All else is gone; from those great eyes
The soul has fled:
When faith is lost, when honor dies,
The man is dead!
Then, pay the reverence of old days
To his dead fame;
Walk backward, with averted gaze,
And hide the shame!

  1. Forgive me if I rain on your parade a bit, but there are whole schools in linguistics who don’t think much of Chomsky, starting with deep structures themselves, and going on to his dismissal of everything above the sentence level as of no interest. The discourse folks, anybody interesting in field linguistics, on and on…

    Bah, humbug! :-)

  2. I don’t know anything about linguistics, but I asked one of my professors (who once mentioned in class he got his first degree in that area) about Chomsky. He said that Chomsky was a giant in the field for decades and had a lot of great ideas but ultimately none of it really panned out.

  3. I will allow that Chomsky’s definition of the push-down stack has proved to be a powerful tool for computer science, however, I think that his influence on linguistics has been baleful.

    First, his transformational grammar was nothing more than the old Platonic forms in new bottles. They were no more productive in his incarnation than they were previously.

    Second, before Chomsky, linguists went to South America and lived with obscure Amazonian tribes, where they learned the native language which they wrote down.

    That was dirty, dangerous, uncomfortable and meant you were out of town during budget meetings.

    After Chomsky, linguists could spend their time in air-conditioned offices writing papers about non-sense sentences, playing college politics and seducing undergraduates. Some Amazonian languages disappeared forever, while linguists debated whether green ideas sleep furiously.

  4. After Chomsky, linguists could spend their time in air-conditioned offices writing papers about non-sense sentences, playing college politics and seducing undergraduates.

    Man. You say that like it’s a bad thing. What up with that?
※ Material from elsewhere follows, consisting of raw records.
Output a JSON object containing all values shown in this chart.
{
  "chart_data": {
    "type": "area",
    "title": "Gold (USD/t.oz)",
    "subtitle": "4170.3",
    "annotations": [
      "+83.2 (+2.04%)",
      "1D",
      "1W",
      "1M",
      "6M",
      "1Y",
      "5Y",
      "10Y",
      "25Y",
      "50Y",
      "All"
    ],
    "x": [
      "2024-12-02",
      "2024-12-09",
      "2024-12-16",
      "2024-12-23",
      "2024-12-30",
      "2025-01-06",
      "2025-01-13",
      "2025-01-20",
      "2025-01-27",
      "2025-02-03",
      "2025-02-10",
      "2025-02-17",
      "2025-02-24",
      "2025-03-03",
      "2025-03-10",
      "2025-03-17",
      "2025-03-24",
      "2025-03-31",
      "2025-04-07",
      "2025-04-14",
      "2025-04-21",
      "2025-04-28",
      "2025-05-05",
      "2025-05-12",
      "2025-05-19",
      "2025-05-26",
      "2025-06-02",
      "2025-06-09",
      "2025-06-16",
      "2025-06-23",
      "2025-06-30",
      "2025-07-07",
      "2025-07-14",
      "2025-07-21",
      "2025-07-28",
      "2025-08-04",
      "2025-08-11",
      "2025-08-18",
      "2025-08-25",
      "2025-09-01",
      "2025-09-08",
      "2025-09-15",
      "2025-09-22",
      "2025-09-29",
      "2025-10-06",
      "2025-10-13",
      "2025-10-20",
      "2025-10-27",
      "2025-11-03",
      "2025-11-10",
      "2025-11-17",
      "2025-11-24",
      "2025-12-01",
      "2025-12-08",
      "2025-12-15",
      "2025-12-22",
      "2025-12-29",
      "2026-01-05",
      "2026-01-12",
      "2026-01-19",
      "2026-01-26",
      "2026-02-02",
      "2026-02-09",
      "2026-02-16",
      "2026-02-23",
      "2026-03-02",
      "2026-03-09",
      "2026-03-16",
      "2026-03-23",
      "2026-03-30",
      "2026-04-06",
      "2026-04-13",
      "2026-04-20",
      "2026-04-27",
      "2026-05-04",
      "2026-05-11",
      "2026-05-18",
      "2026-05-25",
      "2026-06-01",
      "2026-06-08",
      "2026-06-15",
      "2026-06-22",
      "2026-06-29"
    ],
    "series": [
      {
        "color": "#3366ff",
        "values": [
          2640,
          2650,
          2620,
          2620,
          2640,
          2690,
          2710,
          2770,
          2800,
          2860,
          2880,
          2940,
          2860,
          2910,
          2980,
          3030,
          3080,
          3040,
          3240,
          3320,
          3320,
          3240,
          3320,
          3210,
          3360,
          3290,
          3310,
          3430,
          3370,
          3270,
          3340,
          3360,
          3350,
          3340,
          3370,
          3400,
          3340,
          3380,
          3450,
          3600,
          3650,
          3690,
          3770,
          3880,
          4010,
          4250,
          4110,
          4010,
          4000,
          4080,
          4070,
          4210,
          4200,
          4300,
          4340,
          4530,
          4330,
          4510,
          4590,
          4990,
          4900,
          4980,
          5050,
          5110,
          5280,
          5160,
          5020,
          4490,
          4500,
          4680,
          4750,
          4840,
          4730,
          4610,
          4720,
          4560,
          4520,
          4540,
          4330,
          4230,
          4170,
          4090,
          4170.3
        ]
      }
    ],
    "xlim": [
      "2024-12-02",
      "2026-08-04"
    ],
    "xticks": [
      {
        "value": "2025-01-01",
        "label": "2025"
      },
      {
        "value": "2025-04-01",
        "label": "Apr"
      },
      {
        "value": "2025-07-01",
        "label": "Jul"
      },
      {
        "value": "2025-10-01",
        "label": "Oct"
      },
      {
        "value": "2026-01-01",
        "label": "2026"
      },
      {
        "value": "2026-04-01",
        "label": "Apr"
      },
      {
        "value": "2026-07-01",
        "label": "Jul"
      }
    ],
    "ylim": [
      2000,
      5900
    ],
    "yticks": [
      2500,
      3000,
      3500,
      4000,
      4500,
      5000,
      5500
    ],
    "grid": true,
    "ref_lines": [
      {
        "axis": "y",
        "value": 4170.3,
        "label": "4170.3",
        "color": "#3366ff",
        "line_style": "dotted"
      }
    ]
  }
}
  5. I’m not impressed by people that are very smart, but so unwise. I consider it a waste. I just thank God Chomsky didn’t have more charisma or practical skill or he could have really done some damage.

    All he’ll ever be is an effete academic that hates America. That isn’t a very exclusive club anymore.

  6. Ginny-

    I appreciate your point. It is truly a great and special thing to be in the presence of great thinking that is striving towards truth. Your thoughts sparked memories of my graduate school day.

    Chomsky is truly among those who cut a deep path. It saddens me to see that he traded thinking for feeling.

    Great Post!

  7. Bee – he never traded thinking for feeling, because he was never thinking (as a scientist terms it) in the first place. His “linguistics” amounts to little more than trivial assertions and untestable theories. His path was cut deeply, as was Stanley Fish’s, more by his political maneuvering in the Academy than by the force of his ideas. This is a good place to start in figuring out why scientists have such a problem with his methods. (I was a Slavic Linguistics minor, and I think that to hold Chomsky up above people such as Townsend, Jackobsen, and Lipson is a crime).

    Mark Miyake also blogs at Abode of Amritas if you want more of his scientific views of the problems with Chomskian Linguistics.

    My main problem with him, like one of Mark’s criticisms, is that his deep structures look an awful lot like English and Chinese (SVO languages), but don’t do a good job of describing topic based languages such as ASL or hybrids such as Japanese, and don’t really hold up in highly inflected languages such as Russian and Finnish where the multiple case endings allow you to play with word order quite a bit more than in English and French. Looking at Chomsky’s output, I tend to wonder how many foreign languages he knows. That used to be one of the definitions of a linguist, but as Robert Schwartz pointed out, after Chomsky, not so much.